Rescue crews in Puerto Rico struggle to reach residents cut off by Fiona

Firefighters from the DOE Barceloneta carried rescue a 91-year-old woman who was trapped in her home after a flood.

Barceloneta, Puerto Rico, firefighters rescue a 91-year-old woman on Tuesday after flooding from Hurricane Fiona. Photo: Puerto Rico Firefighters Corps/Twitter

President Biden approved a major disaster declaration for Puerto Rico and ordered federal aid to assist with recovery efforts in the areas affected by deadly Hurricane Fiona, the White House announced Wednesday evening.

Driving the news: Local officials told AP Wednesday they were having difficulty trying to reach stranded residents days after Fiona swept through, cutting off areas in "at least six municipalities" after triggering heavy rains, mudslides and flooding that destroyed bridges, roads and property.

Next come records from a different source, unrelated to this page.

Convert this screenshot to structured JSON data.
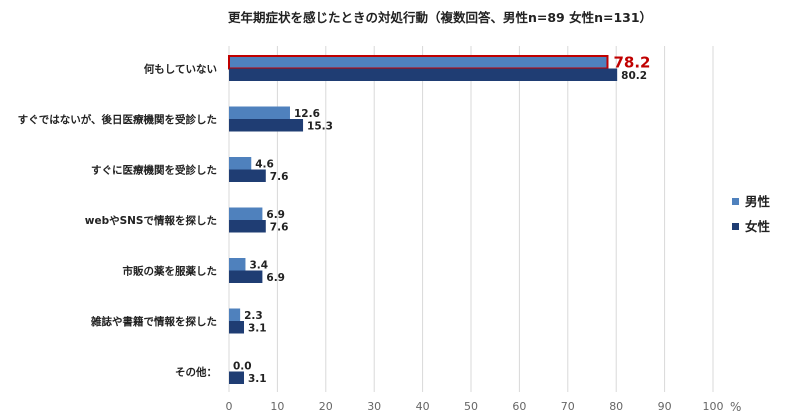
{
  "chart_data": {
    "type": "bar",
    "orientation": "horizontal",
    "title": "更年期症状を感じたときの対処行動（複数回答、男性n=89 女性n=131）",
    "categories": [
      "何もしていない",
      "すぐではないが、後日医療機関を受診した",
      "すぐに医療機関を受診した",
      "webやSNSで情報を探した",
      "市販の薬を服薬した",
      "雑誌や書籍で情報を探した",
      "その他："
    ],
    "series": [
      {
        "name": "男性",
        "color": "#4f81bd",
        "values": [
          78.2,
          12.6,
          4.6,
          6.9,
          3.4,
          2.3,
          0.0
        ]
      },
      {
        "name": "女性",
        "color": "#1f3d73",
        "values": [
          80.2,
          15.3,
          7.6,
          7.6,
          6.9,
          3.1,
          3.1
        ]
      }
    ],
    "value_labels": {
      "男性": [
        "78.2",
        "12.6",
        "4.6",
        "6.9",
        "3.4",
        "2.3",
        "0.0"
      ],
      "女性": [
        "80.2",
        "15.3",
        "7.6",
        "7.6",
        "6.9",
        "3.1",
        "3.1"
      ]
    },
    "highlight": {
      "category_index": 0,
      "series": "男性",
      "color": "#c00000"
    },
    "xlim": [
      0,
      100
    ],
    "xticks": [
      0,
      10,
      20,
      30,
      40,
      50,
      60,
      70,
      80,
      90,
      100
    ],
    "xunit": "%",
    "grid": "vertical",
    "legend_position": "right"
  }
}
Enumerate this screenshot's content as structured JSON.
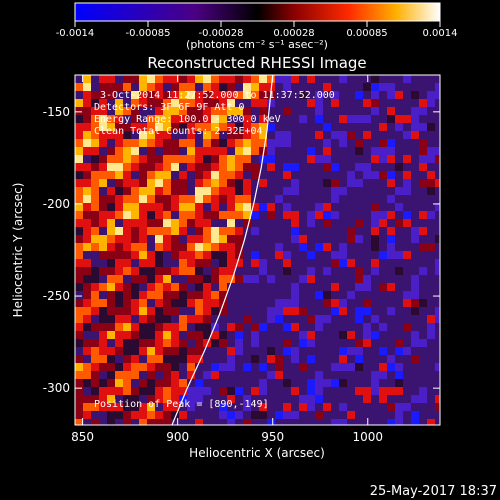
{
  "colorbar": {
    "ticks": [
      "-0.0014",
      "-0.00085",
      "-0.00028",
      "0.00028",
      "0.00085",
      "0.0014"
    ],
    "unit_label": "(photons cm⁻² s⁻¹ asec⁻²)",
    "range": [
      -0.0014,
      0.0014
    ]
  },
  "chart_data": {
    "type": "heatmap",
    "title": "Reconstructed RHESSI Image",
    "xlabel": "Heliocentric X (arcsec)",
    "ylabel": "Heliocentric Y (arcsec)",
    "xlim": [
      846,
      1038
    ],
    "ylim": [
      -320,
      -130
    ],
    "x_ticks": [
      850,
      900,
      950,
      1000
    ],
    "y_ticks": [
      -150,
      -200,
      -250,
      -300
    ],
    "annotations": [
      "3-Oct-2014 11:27:52.000 to 11:37:52.000",
      "Detectors: 3F 6F 9F  Att 0",
      "Energy Range: 100.0 - 300.0 keV",
      "Clean    Total Counts: 2.32E+04"
    ],
    "peak_label": "Position of Peak = [890,-149]",
    "limb_curve": [
      [
        897,
        -320
      ],
      [
        905,
        -300
      ],
      [
        914,
        -280
      ],
      [
        922,
        -260
      ],
      [
        929,
        -240
      ],
      [
        935,
        -220
      ],
      [
        940,
        -200
      ],
      [
        944,
        -180
      ],
      [
        947,
        -160
      ],
      [
        949,
        -140
      ],
      [
        950,
        -130
      ]
    ],
    "pattern": "diagonal stripes; strong positive (red/yellow) left of limb curve, weak mixed (purple) right of curve"
  },
  "timestamp": "25-May-2017 18:37"
}
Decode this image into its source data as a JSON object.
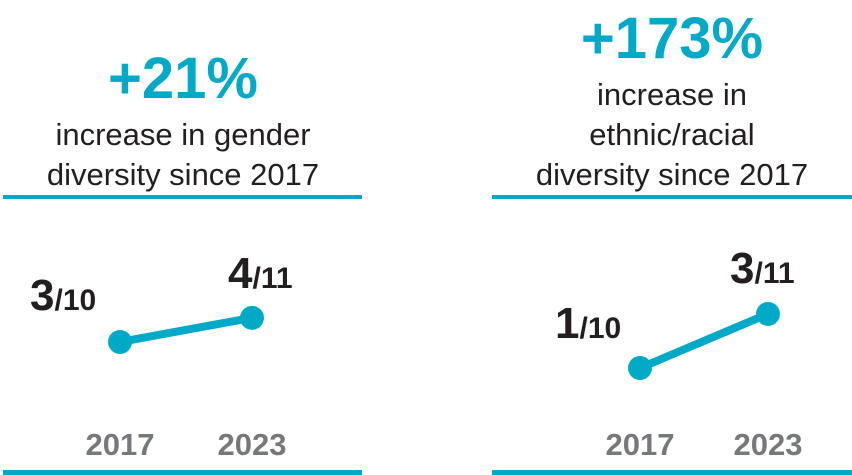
{
  "colors": {
    "accent": "#00a9c6",
    "text": "#231f20",
    "year": "#77787b"
  },
  "chart_data": [
    {
      "type": "line",
      "headline": "+21%",
      "caption_lines": [
        "increase in gender",
        "diversity since 2017"
      ],
      "categories": [
        "2017",
        "2023"
      ],
      "points": [
        {
          "year": "2017",
          "numerator": "3",
          "denominator": "10",
          "value": 0.3
        },
        {
          "year": "2023",
          "numerator": "4",
          "denominator": "11",
          "value": 0.364
        }
      ]
    },
    {
      "type": "line",
      "headline": "+173%",
      "caption_lines": [
        "increase in",
        "ethnic/racial",
        "diversity since 2017"
      ],
      "categories": [
        "2017",
        "2023"
      ],
      "points": [
        {
          "year": "2017",
          "numerator": "1",
          "denominator": "10",
          "value": 0.1
        },
        {
          "year": "2023",
          "numerator": "3",
          "denominator": "11",
          "value": 0.273
        }
      ]
    }
  ]
}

The remains of a bridge in Rio Grande de Arecibo, Puerto Rico, after Hurricane Fiona swept through.
The remains of a bridge over Rio Grande de Arecibo on Thursday after Hurricane Fiona swept through, unleashing heavy rains and extensive flooding. Satellite image: ©2022 Maxar Technologies

The big picture: Fiona knocked out power to the entire island, and Gov. Pedro Pierluisi requested the major disaster declaration on Tuesday.

  • Pierluisi tweeted his thanks to Biden and Federal Emergency Management Agency administrator Deanne Criswell for the declaration, which he said would ensure towns had additional FEMA help to assist in storm damage recovery.

By the numbers: Over a million people were still without power and more than 450,000 had no running water or only intermittent service in the U.S. territory on Wednesday, according to government data.

What they're saying: Criswell said at a briefing in Puerto Rico on Wednesday after visiting affected areas that initial recovery efforts were about "stabilizing the incident and bringing the communities to a level that they can function."

  • Then officials would look at moving into rebuilding infrastructure to be more resilient "so that they can withstand future impacts."

Editor's note: This article has been updated with new details throughout.